Scena controversa Persona 5 – news di Andrea “Kobla” Panicali

La scena aggiornata è leggermente migliore, ma i problemi di base rimangono.

 

Lo sviluppatore Atlus di Persona 5 Royal una volta ha fatto un annuncio sulla prossima versione inglese del gioco che ha fatto sperare i fan del gioco di ruolo giapponese.

Gli sviluppatori hanno riconosciuto in un’intervista che una scena controversa nell’originale Persona 5 descriveva due degli unici personaggi gay del gioco come “predatori” e che sapevano che non andava bene per essere riproposta integralmente nella nuova versione.

Ma non si sono fermati qui.

Hanno promesso che stavano apportando modifiche al dialogo per cercare di risolvere la situazione in game. Volevano una seconda possibilità per farlo sembrare meno offensivo, sembrava.

Quindi quanto bene hanno fatto?

IL PROBLEMA ORIGINALE

Nell’originale Persona 5, una coppia di omosessuali senza nome si avvicina al personaggio Ryuji durante una visita in-game obbligatoria a Shinjuku. I due uomini riconoscono che Ryuji è giovane, sotto l’età del consenso, ma poi continuano a discutere di quanto lo trovino attraente. Ryuji è chiaramente a disagio con i loro progressi e dice ripetutamente che non è interessato mentre cerca anche di trovare delle scuse sul perché debba andarsene. È chiaro che stava cercando di sfuggire a una situazione che pensava stesse diventando pericolosa.

La coppia quindi lo afferra mentre lo schermo diventa nero, con Ryuji che grida “lasciami andare”, confermando l’implicazione che lo stanno trascinando contro la sua volontà. È una scena profondamente inquietante e superflua, che dipinge i soli due uomini come predatori e l’intera situazione è proposta come se per loro fosse uno scherzo.

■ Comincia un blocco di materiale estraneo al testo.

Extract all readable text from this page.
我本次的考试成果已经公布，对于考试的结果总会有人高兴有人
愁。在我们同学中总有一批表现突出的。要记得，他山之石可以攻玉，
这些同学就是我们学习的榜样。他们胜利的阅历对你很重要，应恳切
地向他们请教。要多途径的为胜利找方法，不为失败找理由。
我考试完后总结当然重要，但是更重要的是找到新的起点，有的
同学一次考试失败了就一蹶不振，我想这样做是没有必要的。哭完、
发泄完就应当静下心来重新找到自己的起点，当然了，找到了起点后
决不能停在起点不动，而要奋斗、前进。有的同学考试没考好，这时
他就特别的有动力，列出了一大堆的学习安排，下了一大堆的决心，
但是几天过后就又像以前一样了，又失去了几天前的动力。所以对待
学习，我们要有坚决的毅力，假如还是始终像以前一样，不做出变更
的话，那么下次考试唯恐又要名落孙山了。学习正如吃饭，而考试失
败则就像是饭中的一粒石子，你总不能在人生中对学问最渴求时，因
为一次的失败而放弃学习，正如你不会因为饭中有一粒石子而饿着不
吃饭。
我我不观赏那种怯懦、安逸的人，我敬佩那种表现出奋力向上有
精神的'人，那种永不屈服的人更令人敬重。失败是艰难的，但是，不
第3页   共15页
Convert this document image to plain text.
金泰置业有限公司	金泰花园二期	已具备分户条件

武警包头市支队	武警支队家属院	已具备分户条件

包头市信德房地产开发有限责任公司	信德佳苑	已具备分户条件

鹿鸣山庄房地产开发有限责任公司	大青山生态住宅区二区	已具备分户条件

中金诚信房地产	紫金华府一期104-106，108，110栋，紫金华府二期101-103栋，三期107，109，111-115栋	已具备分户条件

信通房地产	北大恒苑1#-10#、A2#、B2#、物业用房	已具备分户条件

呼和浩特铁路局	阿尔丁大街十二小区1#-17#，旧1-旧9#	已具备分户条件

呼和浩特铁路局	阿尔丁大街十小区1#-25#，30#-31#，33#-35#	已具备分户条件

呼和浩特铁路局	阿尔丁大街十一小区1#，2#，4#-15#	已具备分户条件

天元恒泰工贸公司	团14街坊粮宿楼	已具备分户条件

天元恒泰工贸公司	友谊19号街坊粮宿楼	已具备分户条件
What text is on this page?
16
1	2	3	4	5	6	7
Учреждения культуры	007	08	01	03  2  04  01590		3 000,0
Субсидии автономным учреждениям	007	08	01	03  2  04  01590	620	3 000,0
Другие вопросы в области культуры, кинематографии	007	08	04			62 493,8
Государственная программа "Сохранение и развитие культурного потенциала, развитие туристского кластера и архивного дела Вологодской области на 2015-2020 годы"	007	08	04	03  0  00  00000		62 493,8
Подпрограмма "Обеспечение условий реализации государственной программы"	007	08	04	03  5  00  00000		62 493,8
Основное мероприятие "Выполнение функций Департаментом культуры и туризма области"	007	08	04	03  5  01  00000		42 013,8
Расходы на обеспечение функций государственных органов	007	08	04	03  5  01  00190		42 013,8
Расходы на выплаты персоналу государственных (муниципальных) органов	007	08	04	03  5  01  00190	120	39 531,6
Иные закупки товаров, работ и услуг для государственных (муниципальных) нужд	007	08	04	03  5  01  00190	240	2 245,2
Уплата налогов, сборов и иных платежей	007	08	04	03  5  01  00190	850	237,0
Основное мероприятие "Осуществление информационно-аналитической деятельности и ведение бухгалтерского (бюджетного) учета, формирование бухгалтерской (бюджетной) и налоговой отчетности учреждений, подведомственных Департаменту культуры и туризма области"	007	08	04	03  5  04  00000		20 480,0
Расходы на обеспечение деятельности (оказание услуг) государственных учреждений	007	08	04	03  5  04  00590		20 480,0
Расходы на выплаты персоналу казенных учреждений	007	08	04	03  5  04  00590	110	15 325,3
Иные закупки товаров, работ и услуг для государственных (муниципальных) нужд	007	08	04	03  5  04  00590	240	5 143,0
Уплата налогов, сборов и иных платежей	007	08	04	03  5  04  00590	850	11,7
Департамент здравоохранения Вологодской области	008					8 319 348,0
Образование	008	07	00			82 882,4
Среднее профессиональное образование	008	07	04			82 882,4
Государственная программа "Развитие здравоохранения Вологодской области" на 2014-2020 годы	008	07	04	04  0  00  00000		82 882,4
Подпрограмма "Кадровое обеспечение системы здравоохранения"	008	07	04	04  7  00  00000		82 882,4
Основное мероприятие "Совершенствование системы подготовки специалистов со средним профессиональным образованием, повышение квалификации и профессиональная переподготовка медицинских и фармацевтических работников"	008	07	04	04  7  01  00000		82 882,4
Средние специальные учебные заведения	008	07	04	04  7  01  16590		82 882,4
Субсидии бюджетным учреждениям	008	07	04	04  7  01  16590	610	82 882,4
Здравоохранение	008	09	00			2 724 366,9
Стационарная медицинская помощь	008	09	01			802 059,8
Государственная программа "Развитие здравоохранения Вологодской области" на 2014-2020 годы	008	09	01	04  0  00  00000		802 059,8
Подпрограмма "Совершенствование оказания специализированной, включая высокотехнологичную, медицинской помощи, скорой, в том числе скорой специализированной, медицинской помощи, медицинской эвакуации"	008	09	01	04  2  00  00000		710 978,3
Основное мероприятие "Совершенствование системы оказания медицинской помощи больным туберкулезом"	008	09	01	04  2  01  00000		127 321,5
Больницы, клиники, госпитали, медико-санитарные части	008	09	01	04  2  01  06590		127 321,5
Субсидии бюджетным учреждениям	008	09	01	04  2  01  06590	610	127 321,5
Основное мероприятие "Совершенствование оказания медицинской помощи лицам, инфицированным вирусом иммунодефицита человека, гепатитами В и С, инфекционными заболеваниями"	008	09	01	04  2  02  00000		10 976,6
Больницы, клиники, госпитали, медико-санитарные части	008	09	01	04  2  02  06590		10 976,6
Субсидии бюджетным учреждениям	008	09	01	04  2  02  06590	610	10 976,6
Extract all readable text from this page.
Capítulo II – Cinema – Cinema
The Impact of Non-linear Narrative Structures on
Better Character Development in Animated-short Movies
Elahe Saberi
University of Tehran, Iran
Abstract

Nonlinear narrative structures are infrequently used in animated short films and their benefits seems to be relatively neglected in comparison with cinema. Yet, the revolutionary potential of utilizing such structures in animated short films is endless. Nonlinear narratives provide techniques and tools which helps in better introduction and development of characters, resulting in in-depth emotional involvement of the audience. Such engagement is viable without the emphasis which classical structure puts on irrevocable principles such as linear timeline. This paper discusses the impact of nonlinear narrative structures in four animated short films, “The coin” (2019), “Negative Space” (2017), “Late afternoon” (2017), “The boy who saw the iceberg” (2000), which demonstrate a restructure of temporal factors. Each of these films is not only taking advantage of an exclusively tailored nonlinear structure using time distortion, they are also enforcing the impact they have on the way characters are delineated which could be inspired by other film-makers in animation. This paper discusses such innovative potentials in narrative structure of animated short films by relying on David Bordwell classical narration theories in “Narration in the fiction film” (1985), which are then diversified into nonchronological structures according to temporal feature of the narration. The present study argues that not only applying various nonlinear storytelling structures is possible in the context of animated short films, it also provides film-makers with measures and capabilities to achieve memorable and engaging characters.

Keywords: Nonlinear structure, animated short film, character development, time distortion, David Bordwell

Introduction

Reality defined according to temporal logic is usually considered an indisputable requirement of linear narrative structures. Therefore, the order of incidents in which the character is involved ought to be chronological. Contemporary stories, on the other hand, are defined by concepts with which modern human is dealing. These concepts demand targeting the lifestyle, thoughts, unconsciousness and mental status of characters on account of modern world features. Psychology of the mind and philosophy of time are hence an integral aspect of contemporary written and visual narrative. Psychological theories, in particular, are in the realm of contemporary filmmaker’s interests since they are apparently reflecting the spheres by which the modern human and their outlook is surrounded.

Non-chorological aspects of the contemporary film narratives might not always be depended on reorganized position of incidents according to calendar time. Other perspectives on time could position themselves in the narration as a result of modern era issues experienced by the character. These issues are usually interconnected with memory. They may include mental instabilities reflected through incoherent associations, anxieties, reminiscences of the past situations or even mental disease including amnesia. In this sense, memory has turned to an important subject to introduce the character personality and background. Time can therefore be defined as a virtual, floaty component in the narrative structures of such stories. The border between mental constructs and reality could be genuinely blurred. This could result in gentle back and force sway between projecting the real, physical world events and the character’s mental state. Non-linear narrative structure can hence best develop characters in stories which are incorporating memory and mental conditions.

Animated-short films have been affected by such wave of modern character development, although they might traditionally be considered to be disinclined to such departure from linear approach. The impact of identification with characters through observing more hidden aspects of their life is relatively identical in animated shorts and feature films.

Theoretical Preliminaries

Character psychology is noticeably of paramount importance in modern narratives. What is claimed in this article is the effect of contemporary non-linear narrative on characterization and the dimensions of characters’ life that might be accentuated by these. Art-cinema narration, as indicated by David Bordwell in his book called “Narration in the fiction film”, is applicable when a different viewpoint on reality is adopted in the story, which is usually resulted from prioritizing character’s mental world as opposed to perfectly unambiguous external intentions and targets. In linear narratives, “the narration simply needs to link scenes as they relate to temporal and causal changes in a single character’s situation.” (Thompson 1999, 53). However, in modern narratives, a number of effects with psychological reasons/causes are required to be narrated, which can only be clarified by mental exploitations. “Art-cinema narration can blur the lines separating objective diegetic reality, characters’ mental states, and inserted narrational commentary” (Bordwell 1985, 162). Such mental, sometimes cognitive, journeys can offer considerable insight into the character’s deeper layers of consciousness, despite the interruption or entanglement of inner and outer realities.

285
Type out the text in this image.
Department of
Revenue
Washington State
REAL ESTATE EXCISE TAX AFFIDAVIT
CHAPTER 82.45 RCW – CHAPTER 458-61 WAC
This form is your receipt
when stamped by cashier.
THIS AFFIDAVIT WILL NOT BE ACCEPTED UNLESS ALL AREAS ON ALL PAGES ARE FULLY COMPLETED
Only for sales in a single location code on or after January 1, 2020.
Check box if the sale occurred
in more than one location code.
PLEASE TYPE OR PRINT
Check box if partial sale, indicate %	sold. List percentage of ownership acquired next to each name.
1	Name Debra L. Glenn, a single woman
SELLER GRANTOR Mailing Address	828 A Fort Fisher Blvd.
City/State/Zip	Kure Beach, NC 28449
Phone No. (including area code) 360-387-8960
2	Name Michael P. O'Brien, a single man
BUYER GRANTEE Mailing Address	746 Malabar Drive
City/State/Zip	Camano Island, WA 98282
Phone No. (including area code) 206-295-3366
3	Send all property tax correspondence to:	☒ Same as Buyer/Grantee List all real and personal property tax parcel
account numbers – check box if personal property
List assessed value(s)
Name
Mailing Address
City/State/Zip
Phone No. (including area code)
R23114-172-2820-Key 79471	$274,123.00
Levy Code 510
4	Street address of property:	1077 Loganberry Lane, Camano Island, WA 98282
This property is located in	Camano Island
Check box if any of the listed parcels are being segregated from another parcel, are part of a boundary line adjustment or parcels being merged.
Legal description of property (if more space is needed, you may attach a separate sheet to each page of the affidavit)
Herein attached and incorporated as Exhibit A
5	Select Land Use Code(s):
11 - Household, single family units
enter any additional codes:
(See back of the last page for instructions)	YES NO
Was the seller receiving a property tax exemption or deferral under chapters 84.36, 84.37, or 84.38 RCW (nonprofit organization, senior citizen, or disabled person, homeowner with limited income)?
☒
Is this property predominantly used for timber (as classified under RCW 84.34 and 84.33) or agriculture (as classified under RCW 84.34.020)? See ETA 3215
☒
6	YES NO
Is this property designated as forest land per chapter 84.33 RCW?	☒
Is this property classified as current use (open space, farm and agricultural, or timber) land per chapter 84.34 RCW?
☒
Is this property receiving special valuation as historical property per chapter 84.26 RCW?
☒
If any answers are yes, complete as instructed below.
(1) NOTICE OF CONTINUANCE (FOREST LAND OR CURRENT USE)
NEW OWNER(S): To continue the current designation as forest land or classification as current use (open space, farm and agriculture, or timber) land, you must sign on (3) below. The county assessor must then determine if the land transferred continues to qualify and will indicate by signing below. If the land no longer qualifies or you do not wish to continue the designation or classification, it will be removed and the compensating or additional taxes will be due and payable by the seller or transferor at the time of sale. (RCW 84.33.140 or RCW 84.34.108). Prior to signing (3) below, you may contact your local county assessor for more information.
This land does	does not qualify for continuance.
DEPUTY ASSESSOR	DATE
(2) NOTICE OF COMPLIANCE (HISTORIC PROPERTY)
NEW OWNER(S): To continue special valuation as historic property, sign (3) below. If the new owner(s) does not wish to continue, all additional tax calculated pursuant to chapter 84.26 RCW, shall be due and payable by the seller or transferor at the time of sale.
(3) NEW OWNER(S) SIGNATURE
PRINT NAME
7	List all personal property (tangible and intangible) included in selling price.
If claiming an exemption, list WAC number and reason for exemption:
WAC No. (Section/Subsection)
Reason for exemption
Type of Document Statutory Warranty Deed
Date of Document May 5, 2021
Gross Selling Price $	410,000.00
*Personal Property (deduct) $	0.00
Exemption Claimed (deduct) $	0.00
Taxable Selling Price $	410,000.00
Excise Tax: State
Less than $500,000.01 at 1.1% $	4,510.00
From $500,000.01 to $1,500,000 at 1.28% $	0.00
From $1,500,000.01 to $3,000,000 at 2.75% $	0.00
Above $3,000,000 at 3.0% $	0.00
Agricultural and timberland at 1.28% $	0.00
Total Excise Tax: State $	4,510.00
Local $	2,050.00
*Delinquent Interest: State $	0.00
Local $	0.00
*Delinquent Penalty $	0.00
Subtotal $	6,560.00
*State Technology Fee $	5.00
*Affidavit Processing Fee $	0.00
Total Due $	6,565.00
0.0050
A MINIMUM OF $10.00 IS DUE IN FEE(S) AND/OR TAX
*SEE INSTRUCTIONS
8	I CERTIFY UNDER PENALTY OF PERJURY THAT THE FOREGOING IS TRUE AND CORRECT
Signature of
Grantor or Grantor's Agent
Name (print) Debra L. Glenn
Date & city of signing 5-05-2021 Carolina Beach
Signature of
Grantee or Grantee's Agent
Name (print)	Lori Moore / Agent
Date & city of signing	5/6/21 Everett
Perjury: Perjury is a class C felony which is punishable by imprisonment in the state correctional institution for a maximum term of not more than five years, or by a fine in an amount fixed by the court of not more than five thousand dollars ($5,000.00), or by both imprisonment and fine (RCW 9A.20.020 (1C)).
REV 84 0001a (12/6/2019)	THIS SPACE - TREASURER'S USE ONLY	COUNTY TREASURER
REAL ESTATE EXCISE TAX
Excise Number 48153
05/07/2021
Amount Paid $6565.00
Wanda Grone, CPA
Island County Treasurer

Più avanti nel gioco, lo stesso paio di uomini si presenta su una spiaggia e ancora una volta esprime la sua attrazione per Ryuji, provocando ancora una volta il suo disagio.

La nuova versione delle scene elimina una serie di problemi, ma ne introduce un’altra.

COME È STATO “RISOLTO”

In Persona 5 Royal, i due uomini non sono più senza nome; si presentano come Angel e Julian.

Invece di approcciare Ryuji senza consenso, la coppia ora si avvicina a lui perché lo hanno visto camminare fino all’ingresso di Crossroads, un bar dove ci si può travestire a Shinjuku, prima che decidesse di andarsene senza entrare.

Ryuji decide di non entrare nel club perché indossa l’uniforme scolastica e, come sottolinea Joker in una conversazione, sarebbe stato espulso per essere minorenne, ma Julian e Angel avevano frainteso la situazione. Presumono che Ryuji non ha il coraggio di entrare nel bar.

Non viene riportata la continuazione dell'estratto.